Сондерс обошел машину и церемонно открыл заднюю дверцу. Мы ступили на смерзшуюся комками траву и погрузились в черноту и снежную метель. Звуки моря, казавшиеся в салоне отдаленным мурлыканьем, превратились в оглушительный грохот. Вначале я ощущал лишь снежные хлопья, липнувшие к щекам и тут же таявшие, присутствие двух темных фигур рядом, непроглядную черноту ночи и острый соленый привкус моря. Когда глаза немного привыкли к темноте, различил слева очертания огромной скалы.
– Иди за эту скалу, парень, – велел мистер Майклмасс. – Только недолго там. И не отклоняйся в сторону.
Я приблизился к скале, но заходить за нее не стал; фигуры моих спутников исчезли из виду: мистер Майклмасс отправился дальше вперед, Сондерс – за ним. Через минуту, отвернувшись от скалы, я уже ничего не увидел, ни машины, ни своих спутников. Благоразумнее всего было ждать, пока кто-нибудь из них двоих вернется. Я глубоко засунул руки в карманы и, почти машинально достав и включив фонарик, стал водить лучом по нависавшему над морем утесу. Луч был узким, но ярким, и в нем на мгновение, как вспышку, я увидел момент убийства.

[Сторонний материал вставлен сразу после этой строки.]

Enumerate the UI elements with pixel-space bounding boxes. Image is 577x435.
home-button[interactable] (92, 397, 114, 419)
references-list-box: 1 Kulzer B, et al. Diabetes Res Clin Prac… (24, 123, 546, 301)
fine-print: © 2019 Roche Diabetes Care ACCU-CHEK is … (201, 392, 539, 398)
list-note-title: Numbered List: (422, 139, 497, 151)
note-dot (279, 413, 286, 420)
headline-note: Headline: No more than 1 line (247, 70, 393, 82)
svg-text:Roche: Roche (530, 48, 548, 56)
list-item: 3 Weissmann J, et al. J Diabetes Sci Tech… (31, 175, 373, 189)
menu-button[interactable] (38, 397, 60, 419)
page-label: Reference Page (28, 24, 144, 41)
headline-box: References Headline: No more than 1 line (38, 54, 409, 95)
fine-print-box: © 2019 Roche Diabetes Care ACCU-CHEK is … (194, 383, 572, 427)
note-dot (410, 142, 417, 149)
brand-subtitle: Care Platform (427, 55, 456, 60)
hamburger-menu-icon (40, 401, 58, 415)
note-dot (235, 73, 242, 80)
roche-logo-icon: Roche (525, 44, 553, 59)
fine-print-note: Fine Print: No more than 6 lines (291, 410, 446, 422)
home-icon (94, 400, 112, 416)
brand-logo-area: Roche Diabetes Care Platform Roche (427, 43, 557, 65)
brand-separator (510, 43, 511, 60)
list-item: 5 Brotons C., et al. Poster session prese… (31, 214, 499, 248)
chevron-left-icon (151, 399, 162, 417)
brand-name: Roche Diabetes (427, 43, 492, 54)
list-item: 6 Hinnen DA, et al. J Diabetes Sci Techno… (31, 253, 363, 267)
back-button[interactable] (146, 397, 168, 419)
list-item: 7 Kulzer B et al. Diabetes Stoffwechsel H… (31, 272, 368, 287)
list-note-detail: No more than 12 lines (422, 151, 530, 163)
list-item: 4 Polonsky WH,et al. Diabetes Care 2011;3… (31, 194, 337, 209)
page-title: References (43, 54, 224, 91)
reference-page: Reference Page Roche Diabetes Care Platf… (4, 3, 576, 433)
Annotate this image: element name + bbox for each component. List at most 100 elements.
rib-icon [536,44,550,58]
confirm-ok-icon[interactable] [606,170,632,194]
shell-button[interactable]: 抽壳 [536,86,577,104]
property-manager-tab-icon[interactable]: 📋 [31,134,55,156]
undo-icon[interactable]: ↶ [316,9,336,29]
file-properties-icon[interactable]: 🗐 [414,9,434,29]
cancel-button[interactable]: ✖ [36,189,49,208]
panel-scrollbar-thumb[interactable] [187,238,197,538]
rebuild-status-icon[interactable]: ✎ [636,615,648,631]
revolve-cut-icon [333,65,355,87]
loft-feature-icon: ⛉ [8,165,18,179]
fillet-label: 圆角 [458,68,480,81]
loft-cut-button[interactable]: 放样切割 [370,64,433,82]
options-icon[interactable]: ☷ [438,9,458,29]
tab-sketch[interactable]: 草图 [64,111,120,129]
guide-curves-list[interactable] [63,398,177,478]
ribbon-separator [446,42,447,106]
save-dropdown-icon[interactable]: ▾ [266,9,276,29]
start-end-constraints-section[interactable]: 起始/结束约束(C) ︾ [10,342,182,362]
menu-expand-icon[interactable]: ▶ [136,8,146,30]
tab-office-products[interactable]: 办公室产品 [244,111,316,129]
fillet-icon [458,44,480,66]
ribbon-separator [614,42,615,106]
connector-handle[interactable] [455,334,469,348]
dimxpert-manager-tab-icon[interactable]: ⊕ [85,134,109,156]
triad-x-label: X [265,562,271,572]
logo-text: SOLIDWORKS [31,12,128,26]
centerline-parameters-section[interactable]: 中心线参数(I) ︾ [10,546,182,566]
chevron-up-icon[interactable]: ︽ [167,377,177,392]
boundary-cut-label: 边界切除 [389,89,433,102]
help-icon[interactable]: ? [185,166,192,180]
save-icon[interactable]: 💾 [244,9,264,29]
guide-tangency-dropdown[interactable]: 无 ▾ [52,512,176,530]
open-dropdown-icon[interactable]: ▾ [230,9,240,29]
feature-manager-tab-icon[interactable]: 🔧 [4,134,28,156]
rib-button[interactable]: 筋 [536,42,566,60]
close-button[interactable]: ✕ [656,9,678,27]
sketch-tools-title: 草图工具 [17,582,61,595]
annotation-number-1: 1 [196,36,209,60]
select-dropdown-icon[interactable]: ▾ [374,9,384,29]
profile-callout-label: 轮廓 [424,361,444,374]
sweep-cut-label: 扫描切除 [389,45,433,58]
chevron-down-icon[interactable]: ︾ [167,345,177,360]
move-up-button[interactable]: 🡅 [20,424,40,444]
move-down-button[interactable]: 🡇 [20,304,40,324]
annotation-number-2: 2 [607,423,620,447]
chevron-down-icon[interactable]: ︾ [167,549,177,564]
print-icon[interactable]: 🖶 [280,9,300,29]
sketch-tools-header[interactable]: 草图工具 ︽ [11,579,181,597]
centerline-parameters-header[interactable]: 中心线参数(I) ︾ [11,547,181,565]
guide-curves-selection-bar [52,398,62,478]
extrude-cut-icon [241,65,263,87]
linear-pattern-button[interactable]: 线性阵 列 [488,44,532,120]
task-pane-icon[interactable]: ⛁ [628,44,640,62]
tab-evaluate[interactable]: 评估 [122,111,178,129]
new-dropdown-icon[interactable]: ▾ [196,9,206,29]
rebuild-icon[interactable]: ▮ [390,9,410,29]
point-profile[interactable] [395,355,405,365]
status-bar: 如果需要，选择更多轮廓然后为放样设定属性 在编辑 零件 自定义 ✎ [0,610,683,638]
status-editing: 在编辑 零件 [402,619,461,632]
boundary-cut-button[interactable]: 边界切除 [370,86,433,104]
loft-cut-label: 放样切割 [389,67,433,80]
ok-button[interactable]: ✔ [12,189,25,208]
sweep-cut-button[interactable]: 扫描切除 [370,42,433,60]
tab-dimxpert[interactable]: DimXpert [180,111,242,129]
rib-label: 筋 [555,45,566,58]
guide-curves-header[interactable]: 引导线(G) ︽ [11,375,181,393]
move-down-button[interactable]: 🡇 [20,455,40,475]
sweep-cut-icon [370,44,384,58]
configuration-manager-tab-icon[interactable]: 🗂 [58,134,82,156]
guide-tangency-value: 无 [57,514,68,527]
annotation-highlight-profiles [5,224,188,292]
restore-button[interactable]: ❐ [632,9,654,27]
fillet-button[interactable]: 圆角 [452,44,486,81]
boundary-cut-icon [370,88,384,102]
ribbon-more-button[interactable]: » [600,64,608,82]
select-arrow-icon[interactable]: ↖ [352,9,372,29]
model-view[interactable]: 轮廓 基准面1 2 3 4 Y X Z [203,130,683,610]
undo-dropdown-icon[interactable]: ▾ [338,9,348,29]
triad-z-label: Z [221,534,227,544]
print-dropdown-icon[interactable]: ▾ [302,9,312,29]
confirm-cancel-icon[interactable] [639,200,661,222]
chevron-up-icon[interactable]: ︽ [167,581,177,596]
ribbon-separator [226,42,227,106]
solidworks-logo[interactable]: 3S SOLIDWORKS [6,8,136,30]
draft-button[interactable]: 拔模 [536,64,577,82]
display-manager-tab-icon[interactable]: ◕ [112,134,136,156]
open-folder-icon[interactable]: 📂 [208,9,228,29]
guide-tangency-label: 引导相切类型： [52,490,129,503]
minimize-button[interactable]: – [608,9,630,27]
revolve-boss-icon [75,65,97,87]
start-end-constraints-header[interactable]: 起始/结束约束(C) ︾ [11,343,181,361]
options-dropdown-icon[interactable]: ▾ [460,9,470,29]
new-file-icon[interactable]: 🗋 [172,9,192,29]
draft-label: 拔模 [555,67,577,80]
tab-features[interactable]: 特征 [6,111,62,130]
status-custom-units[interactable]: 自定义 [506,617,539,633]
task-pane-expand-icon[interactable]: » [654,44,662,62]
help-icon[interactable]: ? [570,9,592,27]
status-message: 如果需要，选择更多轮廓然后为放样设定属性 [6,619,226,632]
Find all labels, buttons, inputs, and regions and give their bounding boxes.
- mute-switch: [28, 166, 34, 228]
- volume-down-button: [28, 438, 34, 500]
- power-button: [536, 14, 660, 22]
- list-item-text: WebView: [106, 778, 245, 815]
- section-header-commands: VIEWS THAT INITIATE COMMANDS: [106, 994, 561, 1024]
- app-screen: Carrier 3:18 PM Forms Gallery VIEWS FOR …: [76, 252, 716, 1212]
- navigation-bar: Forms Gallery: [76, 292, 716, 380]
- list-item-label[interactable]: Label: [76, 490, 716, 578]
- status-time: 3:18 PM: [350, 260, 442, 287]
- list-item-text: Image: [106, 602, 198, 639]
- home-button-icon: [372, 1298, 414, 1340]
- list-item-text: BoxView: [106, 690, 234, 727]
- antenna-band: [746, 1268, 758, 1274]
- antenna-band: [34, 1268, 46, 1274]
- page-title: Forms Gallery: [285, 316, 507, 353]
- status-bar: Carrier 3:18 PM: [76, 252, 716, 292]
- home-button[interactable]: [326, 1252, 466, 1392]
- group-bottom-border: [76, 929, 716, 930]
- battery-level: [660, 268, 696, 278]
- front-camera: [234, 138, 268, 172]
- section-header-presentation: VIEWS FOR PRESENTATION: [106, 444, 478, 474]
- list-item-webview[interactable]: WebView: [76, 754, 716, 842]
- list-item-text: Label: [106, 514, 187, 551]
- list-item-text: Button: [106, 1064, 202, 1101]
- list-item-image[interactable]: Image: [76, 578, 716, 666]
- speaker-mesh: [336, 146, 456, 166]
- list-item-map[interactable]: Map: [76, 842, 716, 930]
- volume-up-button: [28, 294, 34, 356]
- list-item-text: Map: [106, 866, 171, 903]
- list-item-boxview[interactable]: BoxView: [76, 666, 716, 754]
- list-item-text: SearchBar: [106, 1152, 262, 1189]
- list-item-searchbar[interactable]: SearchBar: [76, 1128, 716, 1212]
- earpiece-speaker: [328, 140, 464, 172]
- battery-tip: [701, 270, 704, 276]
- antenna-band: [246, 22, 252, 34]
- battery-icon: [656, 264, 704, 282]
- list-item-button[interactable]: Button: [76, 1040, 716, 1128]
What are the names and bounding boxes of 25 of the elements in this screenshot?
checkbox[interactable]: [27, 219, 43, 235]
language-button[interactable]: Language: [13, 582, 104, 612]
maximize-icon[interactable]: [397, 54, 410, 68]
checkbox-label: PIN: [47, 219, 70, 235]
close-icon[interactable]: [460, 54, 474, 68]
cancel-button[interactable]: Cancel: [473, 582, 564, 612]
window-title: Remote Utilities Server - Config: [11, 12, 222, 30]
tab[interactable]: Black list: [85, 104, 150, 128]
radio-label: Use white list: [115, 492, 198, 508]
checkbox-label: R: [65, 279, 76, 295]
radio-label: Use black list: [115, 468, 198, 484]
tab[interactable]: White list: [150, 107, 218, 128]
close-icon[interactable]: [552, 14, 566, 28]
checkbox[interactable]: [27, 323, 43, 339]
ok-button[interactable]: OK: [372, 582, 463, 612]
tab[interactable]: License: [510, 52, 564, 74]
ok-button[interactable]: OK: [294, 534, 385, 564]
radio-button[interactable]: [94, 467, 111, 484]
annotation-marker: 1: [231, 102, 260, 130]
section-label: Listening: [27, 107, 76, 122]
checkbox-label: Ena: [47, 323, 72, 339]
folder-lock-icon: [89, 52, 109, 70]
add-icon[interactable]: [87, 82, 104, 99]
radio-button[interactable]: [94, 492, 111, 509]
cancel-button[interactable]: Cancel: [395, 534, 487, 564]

Мистер Майклмасс неподвижно стоял ярдах в тридцати от меня на краю утеса – темный силуэт на фоне более светлого неба. Сондерс, наверное, бесшумно подкрался сзади по тонкому снежному покрову. И в ту долю секунды, когда обе темные фигуры попали в луч моего фонарика, я увидел, как Сондерс, вытянув руки вперед, сделал резкий выпад, и почти физически ощутил силу рокового толчка. Без единого звука мистер Майклмасс исчез из поля зрения. Только что было две призрачных фигуры – и вот уже осталась одна.
Сондерс сообразил, что я все видел, как он мог этого не понять? Луч света не успел остановить его, но когда Сондерс обернулся, его лицо стало отчетливо видно. Теперь нас осталось только двое. Странно, но я не испытывал страха. Мое состояние можно было определить как потрясение. Мы двинулись навстречу друг другу, и я сказал:
– Вы столкнули его. Убили.
– Я сделал это ради своего мальчика, – произнес он. – Я сделал это ради Тимми. Выбора не оставалось: или он – или мой мальчик.
Минуту я стоял, молча уставившись на него и снова чувствуя на лице мягкое текучее прикосновение моментально тающих снежных хлопьев. Опустив фонарь, обратил внимание, что две цепочки следов уже превратились в едва заметные примятости на снегу. Скоро они и вовсе исчезнут под белым снежным покровом. Потом, ни слова не говоря, я повернулся, и мы вместе с Сондерсом направились обратно к машине, словно ничего не произошло, будто третий из нас тоже шел рядом. Помнится – хотя это может быть и игрой воображения, – что в какой-то момент Сондерс оступился, и я протянул руку, чтобы поддержать его. Когда мы добрались до автомобиля, он спросил подавленно и безо всякой надежды:
– Что ты собираешься делать?
– Ничего. А что я должен делать? Он поскользнулся и упал со скалы. Нас там не было. Ни вы, ни я ничего не видели. Вы постоянно находились со мной. Мы вместе стояли у той скалы. Вы не отлучались ни на секунду.
Он помолчал, а когда заговорил, мне пришлось напрячь слух, чтобы разобрать слова.
– Я давно это задумал, прости, Господи. Я это планировал, но так распорядилась судьба. Чему быть, того не миновать.